We used formalin-fixed and paraffin-embedded (FFPE) tissue blocks from patients diagnosed with anal, penile and vulvar squamous cell carcinomas between the years, 2014 and 2016. Presence of HPV 16, 18, or other high-risk (HR) types was detected using Abbott m2000 real-time PCR platform. Tissues with other high-risk types were subsequently analysed using a multiplex qPCR assay that includes 15 validated fluorophore probes.
A total of 126 tissue specimens, comprising of 21 anal (9 males, 12 females), 31 penile and 74 vulvar were studied. Ninety-three (73.8%) patients had their HIV status documented in the records while the rest did not. Eighty-three (83) out of 93 were HIV positive, a prevalence of 89.4% (95% CI: 81-94).

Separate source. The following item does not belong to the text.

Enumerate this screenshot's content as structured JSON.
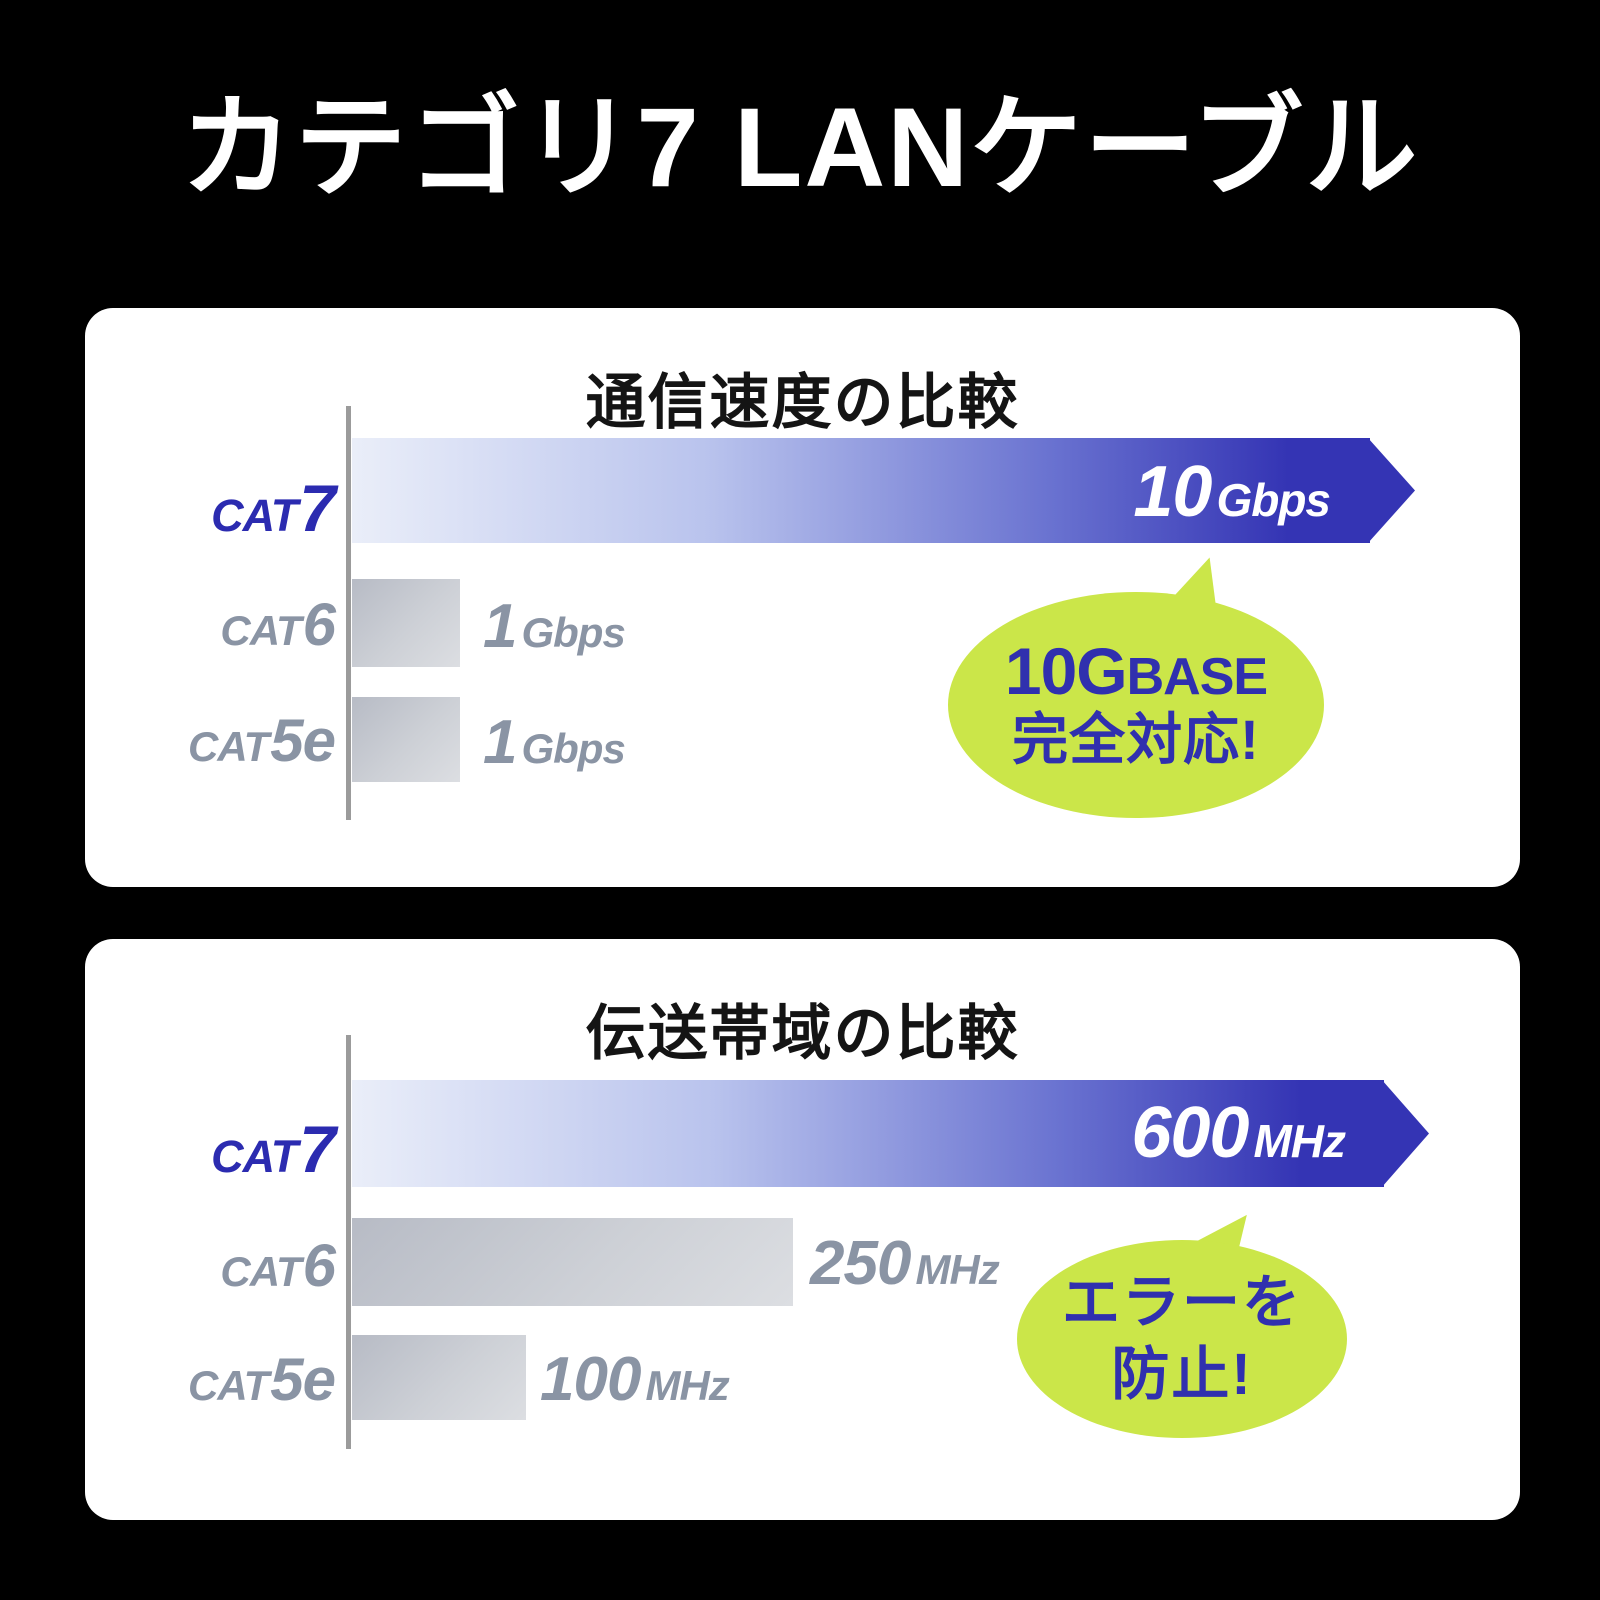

HPV was detected in 68/126 (54%) tissues, of which 69% (95% CI: 54-79) had HPV 16 only, 28% (95% CI: 19-40) had other hr.-HPV types and 2.9% (95% CI, 3.5-10.1) were co-infected with HPV 16 and other hr.-types. Other high-risk types detected included HPV 26, 31, 33, 35, 39, 45, 51, 52, 66 and 68. HPV 18 was not detected. Multiple-type HPV infection was detected in 44 of 47 (93.6%) HIV positive participants co-infected with HPV. In HIV-negative individuals, only HPV 16 was detected.

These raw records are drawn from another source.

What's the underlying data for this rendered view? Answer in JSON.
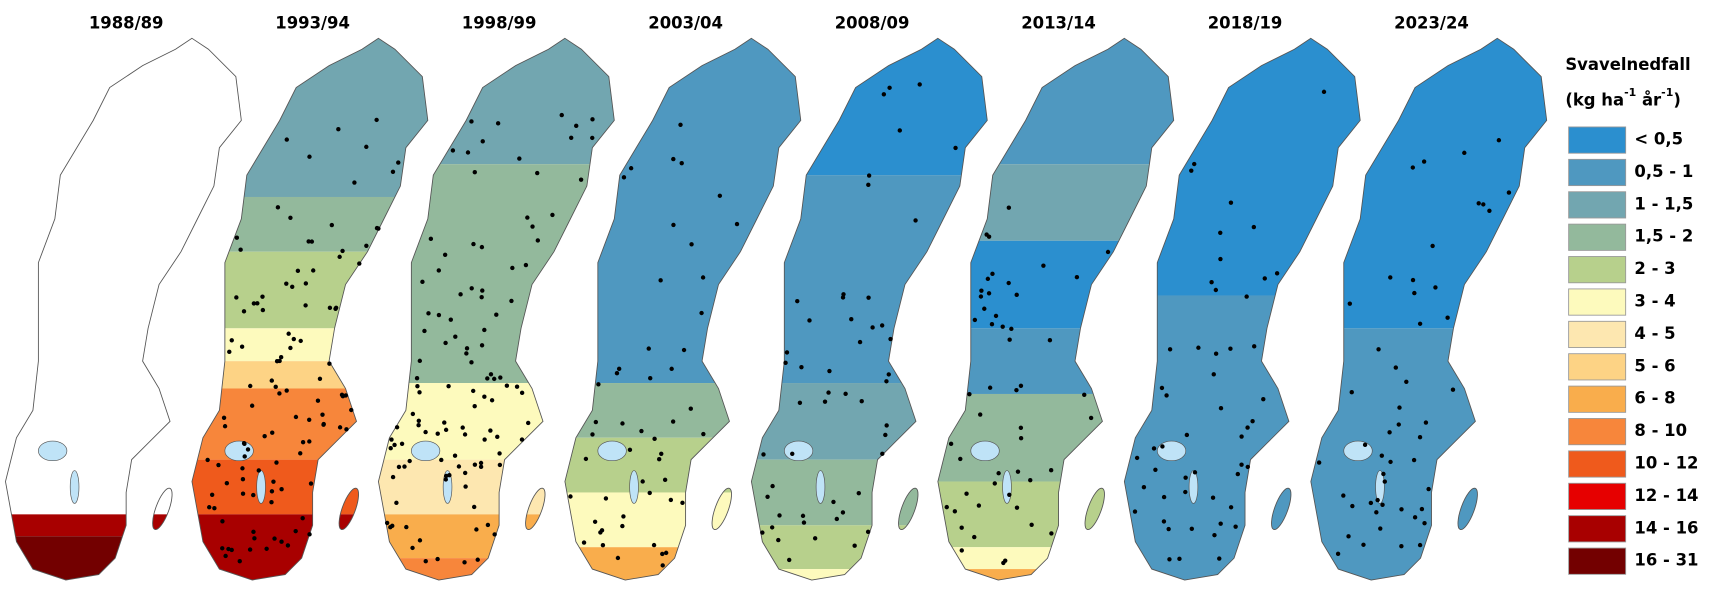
{
  "maps": [
    {
      "title": "1988/89"
    },
    {
      "title": "1993/94"
    },
    {
      "title": "1998/99"
    },
    {
      "title": "2003/04"
    },
    {
      "title": "2008/09"
    },
    {
      "title": "2013/14"
    },
    {
      "title": "2018/19"
    },
    {
      "title": "2023/24"
    }
  ],
  "legend": {
    "title": "Svavelnedfall",
    "unit_parts": [
      "(kg ha",
      "-1",
      " år",
      "-1",
      ")"
    ],
    "classes": [
      {
        "label": "< 0,5",
        "color": "#2b8fcf"
      },
      {
        "label": "0,5 - 1",
        "color": "#4f98c0"
      },
      {
        "label": "1 - 1,5",
        "color": "#72a6b0"
      },
      {
        "label": "1,5 - 2",
        "color": "#93b99c"
      },
      {
        "label": "2 - 3",
        "color": "#b7d08c"
      },
      {
        "label": "3 - 4",
        "color": "#fdfabd"
      },
      {
        "label": "4 - 5",
        "color": "#fde7b0"
      },
      {
        "label": "5 - 6",
        "color": "#fdd385"
      },
      {
        "label": "6 - 8",
        "color": "#f9ad4c"
      },
      {
        "label": "8 - 10",
        "color": "#f7863b"
      },
      {
        "label": "10 - 12",
        "color": "#ef5a1c"
      },
      {
        "label": "12 - 14",
        "color": "#e60000"
      },
      {
        "label": "14 - 16",
        "color": "#a80000"
      },
      {
        "label": "16 - 31",
        "color": "#730000"
      }
    ]
  }
}
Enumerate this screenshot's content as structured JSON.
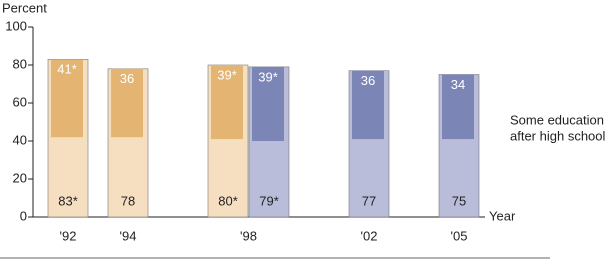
{
  "chart_data": {
    "type": "bar",
    "y_label": "Percent",
    "x_label": "Year",
    "categories": [
      "'92",
      "'94",
      "'98",
      null,
      "'02",
      "'05"
    ],
    "values": [
      83,
      78,
      80,
      79,
      77,
      75
    ],
    "value_labels": [
      "83*",
      "78",
      "80*",
      "79*",
      "77",
      "75"
    ],
    "inner_values": [
      41,
      36,
      39,
      39,
      36,
      34
    ],
    "inner_value_labels": [
      "41*",
      "36",
      "39*",
      "39*",
      "36",
      "34"
    ],
    "colors": [
      "#f6dfc0",
      "#f6dfc0",
      "#f6dfc0",
      "#b9bdd9",
      "#b9bdd9",
      "#b9bdd9"
    ],
    "inner_colors": [
      "#e4b473",
      "#e4b473",
      "#e4b473",
      "#7c86b6",
      "#7c86b6",
      "#7c86b6"
    ],
    "annotation": [
      "Some education",
      "after high school"
    ],
    "ylim": [
      0,
      100
    ],
    "yticks": [
      0,
      20,
      40,
      60,
      80,
      100
    ]
  }
}
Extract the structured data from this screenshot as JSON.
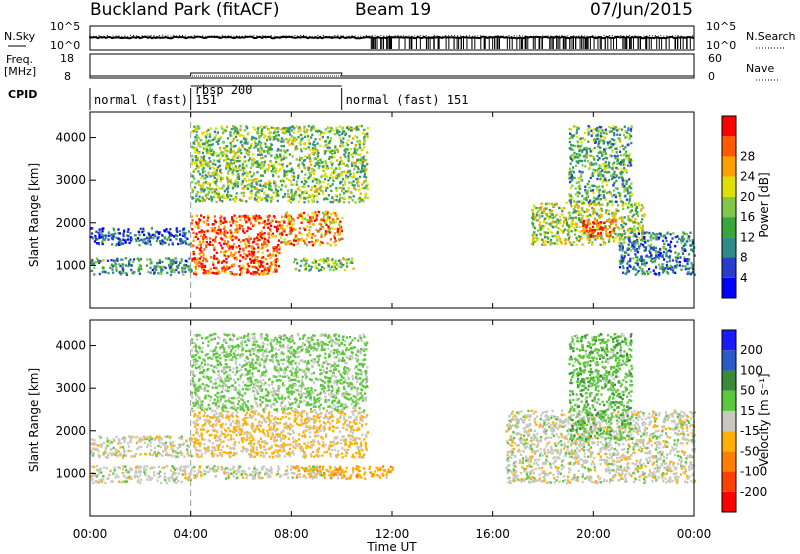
{
  "header": {
    "station": "Buckland Park (fitACF)",
    "beam": "Beam 19",
    "date": "07/Jun/2015"
  },
  "aux_panels": {
    "nsky_label": "N.Sky",
    "nsky_ticks": [
      "10^5",
      "10^0"
    ],
    "nsearch_label": "N.Search",
    "nsearch_ticks": [
      "10^5",
      "10^0"
    ],
    "freq_label": "Freq.",
    "freq_unit": "[MHz]",
    "freq_ticks": [
      "18",
      "8"
    ],
    "nave_label": "Nave",
    "nave_ticks": [
      "60",
      "0"
    ],
    "cpid_label": "CPID",
    "modes": [
      {
        "name": "normal (fast) 151",
        "start_h": 0.0,
        "end_h": 4.0
      },
      {
        "name": "rbsp 200",
        "start_h": 4.0,
        "end_h": 10.0
      },
      {
        "name": "normal (fast) 151",
        "start_h": 10.0,
        "end_h": 24.0
      }
    ]
  },
  "power_panel": {
    "ylabel": "Slant Range [km]",
    "yticks": [
      "1000",
      "2000",
      "3000",
      "4000"
    ],
    "colorbar_label": "Power [dB]",
    "colorbar_ticks": [
      "4",
      "8",
      "12",
      "16",
      "20",
      "24",
      "28"
    ],
    "colors": [
      "#0000ff",
      "#2a3ccc",
      "#2f8a8a",
      "#3aa63a",
      "#7fc84a",
      "#e0e000",
      "#ffa000",
      "#ff5a00",
      "#ff0000"
    ]
  },
  "velocity_panel": {
    "ylabel": "Slant Range [km]",
    "yticks": [
      "1000",
      "2000",
      "3000",
      "4000"
    ],
    "colorbar_label": "Velocity [m s⁻¹]",
    "colorbar_ticks": [
      "200",
      "100",
      "50",
      "15",
      "-15",
      "-50",
      "-100",
      "-200"
    ],
    "colors": [
      "#1a1aff",
      "#2a5ac8",
      "#3a8a3a",
      "#5ac83a",
      "#c8c8c0",
      "#ffb000",
      "#ff8000",
      "#ff4000",
      "#ff0000"
    ]
  },
  "x_axis": {
    "label": "Time UT",
    "ticks": [
      "00:00",
      "04:00",
      "08:00",
      "12:00",
      "16:00",
      "20:00",
      "00:00"
    ]
  },
  "chart_data": {
    "type": "heatmap",
    "title": "Buckland Park (fitACF)",
    "x_unit": "hours UT",
    "xlim": [
      0,
      24
    ],
    "ylim": [
      0,
      4600
    ],
    "y_unit": "km",
    "panels": [
      {
        "name": "Power",
        "quantity_range": [
          0,
          30
        ],
        "echo_regions": [
          {
            "t_start": 0.0,
            "t_end": 4.0,
            "range_low": 800,
            "range_high": 1200,
            "value": 10
          },
          {
            "t_start": 0.0,
            "t_end": 4.0,
            "range_low": 1500,
            "range_high": 1900,
            "value": 6
          },
          {
            "t_start": 4.0,
            "t_end": 7.5,
            "range_low": 800,
            "range_high": 2200,
            "value": 26
          },
          {
            "t_start": 7.5,
            "t_end": 10.0,
            "range_low": 1500,
            "range_high": 2300,
            "value": 22
          },
          {
            "t_start": 8.0,
            "t_end": 10.5,
            "range_low": 900,
            "range_high": 1200,
            "value": 14
          },
          {
            "t_start": 4.0,
            "t_end": 11.0,
            "range_low": 2500,
            "range_high": 4300,
            "value": 14
          },
          {
            "t_start": 17.5,
            "t_end": 22.0,
            "range_low": 1500,
            "range_high": 2500,
            "value": 16
          },
          {
            "t_start": 19.5,
            "t_end": 21.0,
            "range_low": 1700,
            "range_high": 2100,
            "value": 26
          },
          {
            "t_start": 21.0,
            "t_end": 24.0,
            "range_low": 800,
            "range_high": 1800,
            "value": 8
          },
          {
            "t_start": 19.0,
            "t_end": 21.5,
            "range_low": 2500,
            "range_high": 4300,
            "value": 12
          }
        ]
      },
      {
        "name": "Velocity",
        "quantity_range": [
          -250,
          250
        ],
        "echo_regions": [
          {
            "t_start": 0.0,
            "t_end": 4.0,
            "range_low": 800,
            "range_high": 1200,
            "value": 0
          },
          {
            "t_start": 0.0,
            "t_end": 4.0,
            "range_low": 1400,
            "range_high": 1900,
            "value": 0
          },
          {
            "t_start": 4.0,
            "t_end": 10.0,
            "range_low": 900,
            "range_high": 1200,
            "value": 0
          },
          {
            "t_start": 4.0,
            "t_end": 11.0,
            "range_low": 1400,
            "range_high": 2500,
            "value": -30
          },
          {
            "t_start": 4.0,
            "t_end": 11.0,
            "range_low": 2500,
            "range_high": 4300,
            "value": 40
          },
          {
            "t_start": 8.0,
            "t_end": 12.0,
            "range_low": 900,
            "range_high": 1200,
            "value": -60
          },
          {
            "t_start": 16.5,
            "t_end": 24.0,
            "range_low": 800,
            "range_high": 2500,
            "value": 0
          },
          {
            "t_start": 19.0,
            "t_end": 21.5,
            "range_low": 1800,
            "range_high": 4300,
            "value": 60
          }
        ]
      }
    ]
  }
}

In our study, anogenital carcinomas were associated with HPV 16 and other hr.-HPV types besides HPV 16 and 18. HIV co-infected patients had multiple hr.-HPV types detected whereas in HIV-negative patients only HPV 16 was detected. Our study suggests that multivalent vaccines may be more suitable in this setting, especially for HIV-infected individuals.